If that were the case, the angel would have then had to show George Bailey what life would have been like for him if he had done what he wanted to do. What would it have looked like?
This wasn’t intentional on Frank Capra’s part, but the plot device of showing what his town would be like without him still evades the larger point: George Bailey is miserable because he’s living a life he didn’t really want, and people around him have benefited from his life choices more than he has. His newly-found sense of gratitude at the film’s ending is, in my opinion, false Serenity, because he never acknowledged that he gave up things he wanted and, in retrospect, he’s glad he did. He’s simply glad to have been born.

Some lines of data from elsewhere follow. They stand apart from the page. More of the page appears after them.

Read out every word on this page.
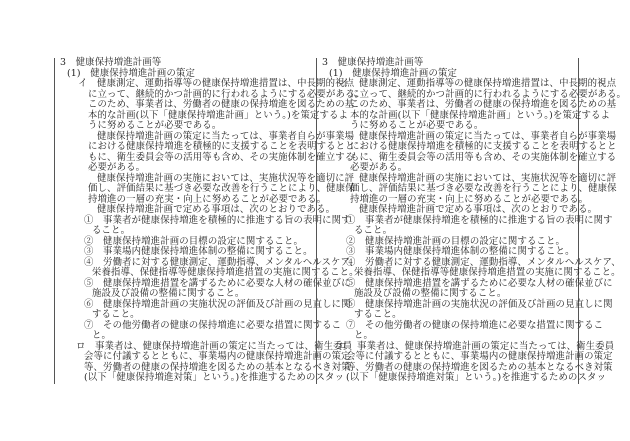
3　健康保持増進計画等
(1)　健康保持増進計画の策定
イ　健康測定、運動指導等の健康保持増進措置は、中長期的視点
に立って、継続的かつ計画的に行われるようにする必要がある。
このため、事業者は、労働者の健康の保持増進を図るための基
本的な計画(以下「健康保持増進計画」という。)を策定するよ
うに努めることが必要である。
健康保持増進計画の策定に当たっては、事業者自らが事業場
における健康保持増進を積極的に支援することを表明するとと
もに、衛生委員会等の活用等も含め、その実施体制を確立する
必要がある。
健康保持増進計画の実施においては、実施状況等を適切に評
価し、評価結果に基づき必要な改善を行うことにより、健康保
持増進の一層の充実・向上に努めることが必要である。
健康保持増進計画で定める事項は、次のとおりである。
①　事業者が健康保持増進を積極的に推進する旨の表明に関す
ること。
②　健康保持増進計画の目標の設定に関すること。
③　事業場内健康保持増進体制の整備に関すること。
④　労働者に対する健康測定、運動指導、メンタルヘルスケア、
栄養指導、保健指導等健康保持増進措置の実施に関すること。
⑤　健康保持増進措置を講ずるために必要な人材の確保並びに
施設及び設備の整備に関すること。
⑥　健康保持増進計画の実施状況の評価及び計画の見直しに関
すること。
⑦　その他労働者の健康の保持増進に必要な措置に関するこ
と。
ロ　事業者は、健康保持増進計画の策定に当たっては、衛生委員
会等に付議するとともに、事業場内の健康保持増進計画の策定
等、労働者の健康の保持増進を図るための基本となるべき対策
(以下「健康保持増進対策」という。)を推進するためのスタッ
3　健康保持増進計画等
(1)　健康保持増進計画の策定
イ　健康測定、運動指導等の健康保持増進措置は、中長期的視点
に立って、継続的かつ計画的に行われるようにする必要がある。
このため、事業者は、労働者の健康の保持増進を図るための基
本的な計画(以下「健康保持増進計画」という。)を策定するよ
うに努めることが必要である。
健康保持増進計画の策定に当たっては、事業者自らが事業場
における健康保持増進を積極的に支援することを表明するとと
もに、衛生委員会等の活用等も含め、その実施体制を確立する
必要がある。
健康保持増進計画の実施においては、実施状況等を適切に評
価し、評価結果に基づき必要な改善を行うことにより、健康保
持増進の一層の充実・向上に努めることが必要である。
健康保持増進計画で定める事項は、次のとおりである。
①　事業者が健康保持増進を積極的に推進する旨の表明に関す
ること。
②　健康保持増進計画の目標の設定に関すること。
③　事業場内健康保持増進体制の整備に関すること。
④　労働者に対する健康測定、運動指導、メンタルヘルスケア、
栄養指導、保健指導等健康保持増進措置の実施に関すること。
⑤　健康保持増進措置を講ずるために必要な人材の確保並びに
施設及び設備の整備に関すること。
⑥　健康保持増進計画の実施状況の評価及び計画の見直しに関
すること。
⑦　その他労働者の健康の保持増進に必要な措置に関するこ
と。
ロ　事業者は、健康保持増進計画の策定に当たっては、衛生委員
会等に付議するとともに、事業場内の健康保持増進計画の策定
等、労働者の健康の保持増進を図るための基本となるべき対策
(以下「健康保持増進対策」という。)を推進するためのスタッ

If he had found Serenity, the plot would have been about him accepting that he made choices, he can’t take them back, and the only way forward is to make the most out of what he has, which on paper isn’t bad.
But this highlights another point: hope and hopelessness are all a matter of expectations. Other men in George Bailey’s circumstances would be perfectly content, provided their expectations were that much.
Going back to Firefly, Mal Reynolds had modest expectations that are rarely unmet, but he also let go of any false hopes.
However, George Bailey had lofty expectations of what the future would be, and his actual life was nothing like it. The worst part of it is that he never deals with that regret, so he ends the film effectively deluded.
One of the first places I saw this interpretation of the film was over at the Art of Manliness , a quote from which I’ll leave you to ponder on.
In the end, of course, George realizes the good he’s done for his community, and that community steps in to save him from personal catastrophe. The scene in which his friends and family show up to his house to donate money and toast “the richest man in town” are as touching and life-affirming as anything in cinematic history. And yet, what will happen to George once the credits roll?
Human experience teaches us that the reverberations of such epiphanial experiences don’t last. The glow from a singular moment of affirmation fades as you re-engage in the day-to-day mundanities of life. For George, there will still be weeks, years, decades of “being cooped up in a shabby little office.” There will still be times when he feels an acute, aching desire to get out of “this measly, crummy old town.” There will still be times when building model bridges as a hobby will feel like a paltry insult to his deepest desires. There will still exist a durable strain of anger within him — farther below the surface maybe, but capable of exploding out once more.
One night of affirmation will not ultimately make up for the lingering grief of a life marked by significant compromises.
The solution, of course, would be for him to accept the consequences of his decisions and move on. But false Serenity is ultimately self-deceit, the worst form of dishonesty.